1187.16階の素材(3)
伐採されたトレントの周囲10メートルぐらいは他に魔物が居ないようなので、隆一は取り敢えず足元の植栽を手当たり次第に調べることにした。
まずは足元にあったひょろりとした細い若木?苗?を選ぶ。
「鑑定」
『トレントの苗:樹木タイプ魔物の苗。若葉に回復増加効果あり』
「あれ???
トレントは苗から増えるのか??」
思わず苗の前にしゃがみこみ、今度は詳細に鑑定しなおす。
『BQE211(通称:トレント)#A3:トレントの幼体。黄緑色な若葉を回復薬に加えるとその効果を増加させる』
念の為に比較対象として隣に転がっている切り倒されたエルダートレント(中)を鑑定する。
『BQE214(通称:エルダートレント(中)#F2:蜘蛛系魔物AREP168~256の糸袋内液体、蛇系魔物RZQ143~398の毒液、ゴーレム系魔物GDV105~215の躯体粉末に対する触媒効果が高い』
どうやらトレントとエルダートレントとエルダートレントの苗で個体名称(ID?)が微妙に違うらしい。
この苗を育て続けたら、そのうち『幼体』という名称が消えてID番号も変わるのだろうか?
黄緑色な状態だと若葉に回復薬の効果アップを期待できるみたいだが、これは苗状態の葉だったらいいのか、それともトレントでも若くて黄緑色な葉ならいいのか。
というか、トレントだって迷宮内だったら成長し終わった姿でぽんとリポップするのだ。
若葉というのが存在するのだろうか??
「トレントの苗があるんだが、これって育つんだと思うか??」
隆一がダルディールとデヴリンに尋ねる。
「トレントに苗があること自体が意外だな。
古い木が育って魔力が籠ったことでトレントに変異すると考えられていたから、苗の状態でトレント化はないと思っていた」
ダルディールがしゃがみこんで苗を見ながらコメントする。
「レッサートレントは??
あれだってひょろくて若い木だろ?」
基本的にレッサートレントがトレントに育ち、それが更に古くなるとエルダートレントになるのだと隆一的には思っていたのだが。

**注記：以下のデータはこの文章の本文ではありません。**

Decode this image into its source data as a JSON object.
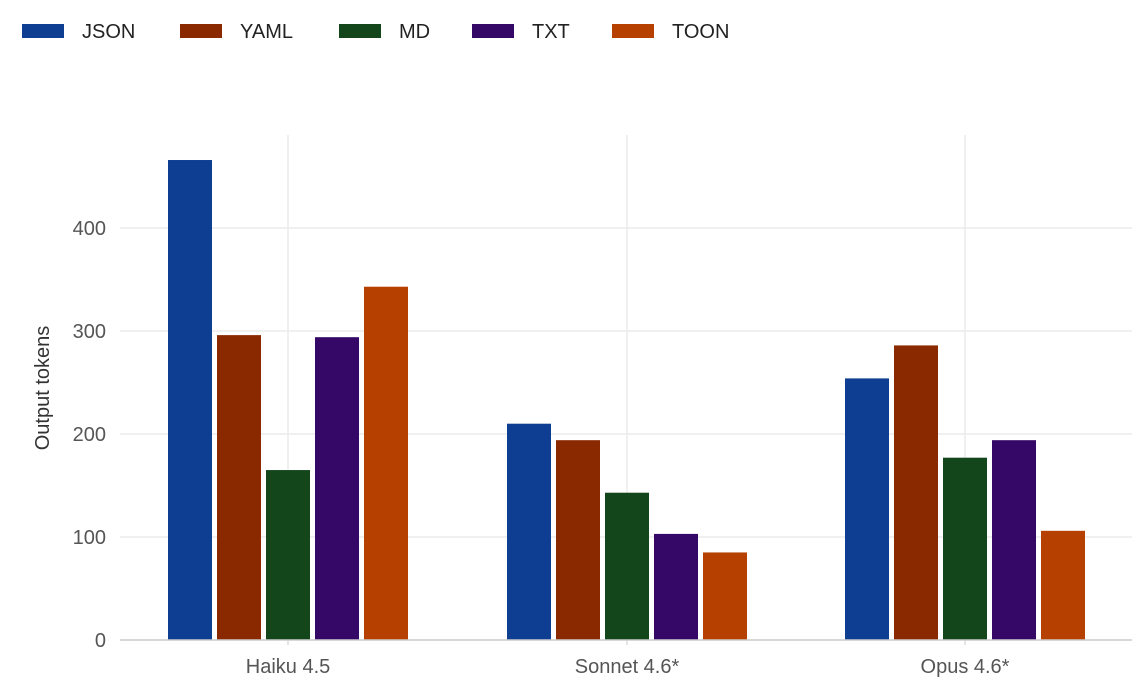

「いや、レッサートレントは栄養が乏しい土地で育ったヒョロヒョロな木がトレント化した時の呼び名だな。
迷宮は単にそれを生やしているだけで、レッサートレントに肥料を撒いて水をやっても大きくはならんが」
デヴリンが首を横に振る。
「……となると、この苗も育たない?」
というか、苗も常に同じ状態でリポップするなら回復薬の効果アップ素材としてそれなりに有用かも知れない。
それこそ筍と同じで、自然に増える苗だったら生える時期が決まっているし伐りすぎると大元の植栽が増えることも出来ずに素材そのものが枯渇しかねないが、苗が普通に毎日(?)リポップするなら素材としてガンガン利用できそうだ。
まあ、常にエルダートレント(中)の根本付近に生えるのだったらそれの採取がちょっとハードかも知れないが。
「よし、取り敢えずこれを根ごと持って帰って葉を回復薬に入れてみるのと共に、庭に植えたら葉が再び生えてきたりするのか、実験だ!」
危険な魔物を持ち帰るのは不可だが、一応スライムの飼育に関しては申請して許可をもらっているのだ。
この苗も死なずに生き残るのだったらちゃんと申請すればいいだろう。
「大丈夫なのか?
高級住宅地で突然トレントが巨大化して暴れたりしたら大騒ぎになるぞ?」
デヴリンが微妙そうな顔をして尋ねる。
「……死なないように多めに魔力を注ぎ込んで外で育つか試すつもりなんだが、トレントにそういうことをすると突然巨大化とかするのか?」
流石に人や家屋を傷つけられるほど強力な蔓を有するサイズまで育つにはそれなりに時間が掛ると思うのだが……トレントの発育というのはどの程度魔力と地面の栄養素に左右されるのだろうか?
「回復薬の効果アップを期待できるのだったら、確かに一々16階まで取りに来ないで来れたらありがたいから、まずは探索者ギルドの裏で実験してみよう。
うっかり育ちすぎそうになったらすぐに伐採できるし、迷宮の出口に近い方が魔素が濃くてこれが生き残れる可能性も高いかも知れない」
ダルディールが提案する。
「そうだな。
まずは上に持って行ってどの程度回復薬の効果が上がるか、実験してみようか」
効果アップが微々たるものだったら利用価値はあまりないし。
「その前に、ここら辺の残りの草も調べて、あとは最後に他のエルダートレント(中)の根元にもこの苗が生えているのか確認しつつ、それをどのくらい簡単に採取できるかもチェックしよう」
一々エルダートレント(中)を倒さないと採取できないとなるとこれの費用がぐっとあがりそうだ。